Van Horn said infielder Max Hogan will not play the rest of the season. Hogan has been bothered by a concussion, something that was a problem for him a few years ago in high school football.

"He didn't tell us about the first one until recently," Van Horn said. "He's having trouble seeing the ball. So we shut him down. We'll get a medical hardship for him."

Hogan has played in 14 games, batting .091. He got hit by a pitch two days before the season opener in a scrimmage game.

"I think Max would have been in our lineup," Van Horn said. "He's a lefty with a flat swing. I'm not sure where we would have played him, but it was going to be some where -- second, third, outfield or designated hitter. He was going to make it hard for me to fill out a lineup."

Van Horn also said freshman outfielder Blake Wiggins has been shut down for the year, too. Wiggins played in three games before problems with a stress fracture reduced his practice time.

"Doctors wanted him to practice in a boot," Van Horn said. "It just wasn't really something you could do. So he'll get a hardship at some point, too."

Van Horn said freshman lefty hitter Chad Spanberger is "starting to figure it out." Spanberger is batting just .261 and has not hit a homer despite showing big power in fall ball.

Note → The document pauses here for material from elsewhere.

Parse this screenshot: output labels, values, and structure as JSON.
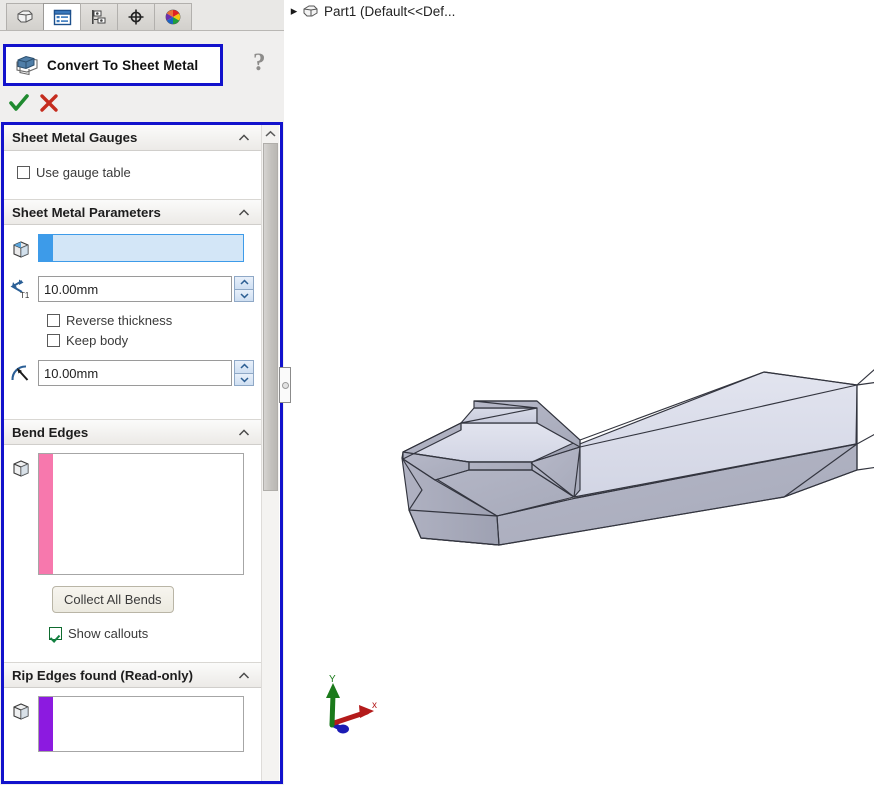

"In batting practice, he puts on a show," Van Horn said. "He hit it hard three times this weekend but had nothing to show for it. But I see it. He was not coming close on the low slider, but he is starting to figure it out. He flicked the bat at one this weekend and got a piece of it. It's like he said, 'I'm not going to let you do that anymore.'

"He is strong, is smart and is a good player. He's coming. He hits them in batting practice so far. He's going to do that in a game soon. I wouldn't be surprised if he gets a walk-off for us soon."

Van Horn said he was unsure of the starting pitcher for Tuesday's date with Mississippi Valley.

"We may not tell them until tomorrow," he said. "We've been like that lately. We don't tell them until they come to the ballpark.

"The problem is that we've had a hard time finding a third starter. So if you don't have a third, it's hard to name a fourth or a fifth for the mid-week games. We are pitching better. We have some young guys who are figuring it out."